Tek-Tips is the largest IT community on the Internet today!

Members share and learn making Tek-Tips Forums the best source of peer-reviewed technical information on the Internet!

  • Congratulations gkittelson on being selected by the Tek-Tips community for having the most helpful posts in the forums last week. Way to Go!

text replacement for CR/LF characters

Status
Not open for further replies.

dataslinger

Programmer
Nov 13, 2013
12
US
Hello,
I need to programmatically read in a text file that are occasionally sprinkled with misplaced single carriage returns (hex 0D/dec 13) or line feeds (hex 0A/dec 10) and then eventually import to a table. When the CR/LF characters are together in a proper pair, I would like to keep them, otherwise replace them with a space. I have tried various combinations of CHRTRAN, CHRTRANC, STRTRAN, and STRCONV with hex and decimal notation but I cannot get VFP to replace the carriage returns no matter what I do.
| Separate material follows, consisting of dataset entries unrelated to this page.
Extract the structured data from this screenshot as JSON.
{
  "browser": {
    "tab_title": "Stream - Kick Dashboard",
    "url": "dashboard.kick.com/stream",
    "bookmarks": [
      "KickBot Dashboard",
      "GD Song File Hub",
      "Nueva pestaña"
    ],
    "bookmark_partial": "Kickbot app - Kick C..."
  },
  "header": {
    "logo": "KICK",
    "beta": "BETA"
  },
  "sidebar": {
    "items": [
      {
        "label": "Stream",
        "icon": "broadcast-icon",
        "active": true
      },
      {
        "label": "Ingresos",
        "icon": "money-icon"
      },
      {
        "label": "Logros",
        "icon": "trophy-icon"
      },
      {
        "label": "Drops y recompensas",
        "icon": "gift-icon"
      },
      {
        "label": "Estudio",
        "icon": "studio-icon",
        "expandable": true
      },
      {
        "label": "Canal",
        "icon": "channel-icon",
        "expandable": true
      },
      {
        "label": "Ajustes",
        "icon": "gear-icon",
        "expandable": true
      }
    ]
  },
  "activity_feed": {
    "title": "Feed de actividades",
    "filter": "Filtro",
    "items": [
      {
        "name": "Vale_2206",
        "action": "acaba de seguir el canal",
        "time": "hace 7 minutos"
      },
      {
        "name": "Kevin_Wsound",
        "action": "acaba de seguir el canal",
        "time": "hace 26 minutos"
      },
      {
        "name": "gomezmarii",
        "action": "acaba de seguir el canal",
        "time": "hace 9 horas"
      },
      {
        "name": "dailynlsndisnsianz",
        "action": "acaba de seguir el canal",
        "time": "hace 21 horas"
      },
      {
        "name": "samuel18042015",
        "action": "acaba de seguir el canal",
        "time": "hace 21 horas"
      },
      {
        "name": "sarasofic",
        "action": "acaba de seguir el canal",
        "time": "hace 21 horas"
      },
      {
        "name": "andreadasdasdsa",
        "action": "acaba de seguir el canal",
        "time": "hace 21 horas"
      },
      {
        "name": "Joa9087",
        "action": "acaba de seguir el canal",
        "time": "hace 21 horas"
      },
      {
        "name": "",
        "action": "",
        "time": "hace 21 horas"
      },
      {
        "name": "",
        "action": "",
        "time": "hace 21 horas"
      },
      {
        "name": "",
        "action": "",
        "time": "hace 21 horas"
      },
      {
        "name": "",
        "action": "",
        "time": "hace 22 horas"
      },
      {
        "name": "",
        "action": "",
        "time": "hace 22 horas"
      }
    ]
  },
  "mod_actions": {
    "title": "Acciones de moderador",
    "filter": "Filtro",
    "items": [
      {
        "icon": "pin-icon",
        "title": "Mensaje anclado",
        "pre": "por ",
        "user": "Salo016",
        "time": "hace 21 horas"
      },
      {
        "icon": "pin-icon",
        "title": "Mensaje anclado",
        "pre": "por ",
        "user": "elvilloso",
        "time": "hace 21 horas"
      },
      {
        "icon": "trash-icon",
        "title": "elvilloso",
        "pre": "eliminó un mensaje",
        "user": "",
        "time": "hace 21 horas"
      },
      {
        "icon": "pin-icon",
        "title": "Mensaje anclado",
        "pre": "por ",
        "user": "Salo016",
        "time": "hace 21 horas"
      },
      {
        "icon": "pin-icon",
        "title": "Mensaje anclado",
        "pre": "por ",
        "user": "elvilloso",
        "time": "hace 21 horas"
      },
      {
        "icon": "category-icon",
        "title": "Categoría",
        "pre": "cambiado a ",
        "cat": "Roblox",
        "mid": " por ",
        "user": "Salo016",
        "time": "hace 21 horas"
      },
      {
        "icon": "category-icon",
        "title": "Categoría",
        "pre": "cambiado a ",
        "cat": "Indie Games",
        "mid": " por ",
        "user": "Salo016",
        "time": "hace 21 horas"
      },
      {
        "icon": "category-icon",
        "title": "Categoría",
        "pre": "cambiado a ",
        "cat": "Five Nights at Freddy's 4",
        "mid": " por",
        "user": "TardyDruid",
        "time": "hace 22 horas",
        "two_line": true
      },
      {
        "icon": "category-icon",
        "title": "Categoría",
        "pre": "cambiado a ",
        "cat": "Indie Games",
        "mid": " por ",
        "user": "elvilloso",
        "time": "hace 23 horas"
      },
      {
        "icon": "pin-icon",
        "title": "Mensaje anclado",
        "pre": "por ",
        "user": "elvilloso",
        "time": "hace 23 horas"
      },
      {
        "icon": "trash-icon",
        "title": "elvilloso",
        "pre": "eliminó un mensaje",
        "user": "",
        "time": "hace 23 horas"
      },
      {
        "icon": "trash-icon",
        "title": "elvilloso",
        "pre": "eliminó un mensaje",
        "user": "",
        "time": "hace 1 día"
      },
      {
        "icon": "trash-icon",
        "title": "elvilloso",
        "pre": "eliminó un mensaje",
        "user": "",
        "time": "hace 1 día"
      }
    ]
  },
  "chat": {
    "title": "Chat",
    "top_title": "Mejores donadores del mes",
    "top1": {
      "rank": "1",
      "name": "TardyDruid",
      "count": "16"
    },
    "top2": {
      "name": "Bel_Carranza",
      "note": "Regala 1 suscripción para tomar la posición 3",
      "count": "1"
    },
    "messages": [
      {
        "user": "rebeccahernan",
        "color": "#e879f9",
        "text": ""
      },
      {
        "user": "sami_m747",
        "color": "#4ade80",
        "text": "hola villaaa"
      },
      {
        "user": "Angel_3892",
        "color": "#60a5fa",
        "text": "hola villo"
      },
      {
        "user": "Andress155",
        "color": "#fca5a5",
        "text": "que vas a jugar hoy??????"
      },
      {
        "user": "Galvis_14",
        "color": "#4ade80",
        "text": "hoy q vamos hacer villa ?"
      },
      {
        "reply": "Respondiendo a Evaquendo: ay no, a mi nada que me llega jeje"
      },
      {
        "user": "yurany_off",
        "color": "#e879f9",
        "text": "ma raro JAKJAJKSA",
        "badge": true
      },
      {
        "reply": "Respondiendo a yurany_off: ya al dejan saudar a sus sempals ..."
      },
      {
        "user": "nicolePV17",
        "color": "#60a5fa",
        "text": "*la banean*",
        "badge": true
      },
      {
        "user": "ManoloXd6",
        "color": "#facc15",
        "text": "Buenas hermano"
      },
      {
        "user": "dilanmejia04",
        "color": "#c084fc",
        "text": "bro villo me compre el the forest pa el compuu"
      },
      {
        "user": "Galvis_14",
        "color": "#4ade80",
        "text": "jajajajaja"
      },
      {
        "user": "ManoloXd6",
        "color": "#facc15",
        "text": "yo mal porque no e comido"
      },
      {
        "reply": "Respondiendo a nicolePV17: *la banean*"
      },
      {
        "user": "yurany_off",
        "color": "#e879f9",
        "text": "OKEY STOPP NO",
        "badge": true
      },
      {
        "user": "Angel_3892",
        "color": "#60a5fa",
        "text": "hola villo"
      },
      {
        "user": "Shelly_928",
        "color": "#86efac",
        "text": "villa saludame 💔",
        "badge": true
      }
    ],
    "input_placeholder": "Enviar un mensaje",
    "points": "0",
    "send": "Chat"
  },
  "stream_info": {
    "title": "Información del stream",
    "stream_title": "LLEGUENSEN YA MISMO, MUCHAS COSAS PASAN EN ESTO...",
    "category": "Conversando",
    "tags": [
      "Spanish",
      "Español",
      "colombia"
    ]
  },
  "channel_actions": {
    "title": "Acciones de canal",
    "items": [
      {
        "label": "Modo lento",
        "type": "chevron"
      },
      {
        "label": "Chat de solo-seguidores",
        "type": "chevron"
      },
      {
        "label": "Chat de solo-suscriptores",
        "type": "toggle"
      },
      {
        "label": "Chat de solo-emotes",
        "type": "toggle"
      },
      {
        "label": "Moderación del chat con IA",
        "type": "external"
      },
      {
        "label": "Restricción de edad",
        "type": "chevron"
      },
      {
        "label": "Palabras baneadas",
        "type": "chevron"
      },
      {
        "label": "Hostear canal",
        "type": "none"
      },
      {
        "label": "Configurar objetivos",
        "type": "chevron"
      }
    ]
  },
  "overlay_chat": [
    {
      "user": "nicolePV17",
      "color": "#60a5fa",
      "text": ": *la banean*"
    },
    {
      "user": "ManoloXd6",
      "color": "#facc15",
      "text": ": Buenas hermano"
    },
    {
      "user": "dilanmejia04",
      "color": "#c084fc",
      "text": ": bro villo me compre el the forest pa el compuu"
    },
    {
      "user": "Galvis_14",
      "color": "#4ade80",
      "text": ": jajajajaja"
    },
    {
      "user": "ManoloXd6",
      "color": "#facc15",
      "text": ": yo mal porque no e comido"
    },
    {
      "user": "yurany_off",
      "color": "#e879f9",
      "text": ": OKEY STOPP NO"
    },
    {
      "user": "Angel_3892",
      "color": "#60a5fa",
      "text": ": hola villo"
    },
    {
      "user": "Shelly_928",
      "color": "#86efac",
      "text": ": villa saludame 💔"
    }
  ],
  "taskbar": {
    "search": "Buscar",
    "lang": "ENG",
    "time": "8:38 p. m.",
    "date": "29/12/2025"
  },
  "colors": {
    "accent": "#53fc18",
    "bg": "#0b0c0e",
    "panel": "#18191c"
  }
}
There are a few different replacement sequences that would work, but something like this should be straight-forward:

Code:
cFile = "mytestfile.txt"
cString = FILETOSTR(cFile)
cString = CHRTRANC(cString,CHR(13),"|")  && CR with a pipe, this replacement fails for some reason
cString = CHRTRANC(cString,CHR(10),"|")  && LF with a pipe, this replacement works fine
cString = STRTRAN(cString,”||”,CHR(13)+CHR(10))  && double pipes to CR/LF pair
cString = CHRTRANC(cString,"|",CHR(32))  && remaining pipes to spaces
STRTOFILE(cString,"myoutput.txt")

Any ideas?

I would like to work natively from text in stock VFP9, no third party tools please. Files are potentially large, if there's something better than FILETOSTR, advice on that is also appreciated.

thanks in advance
 
This is a place I might be useful for a change...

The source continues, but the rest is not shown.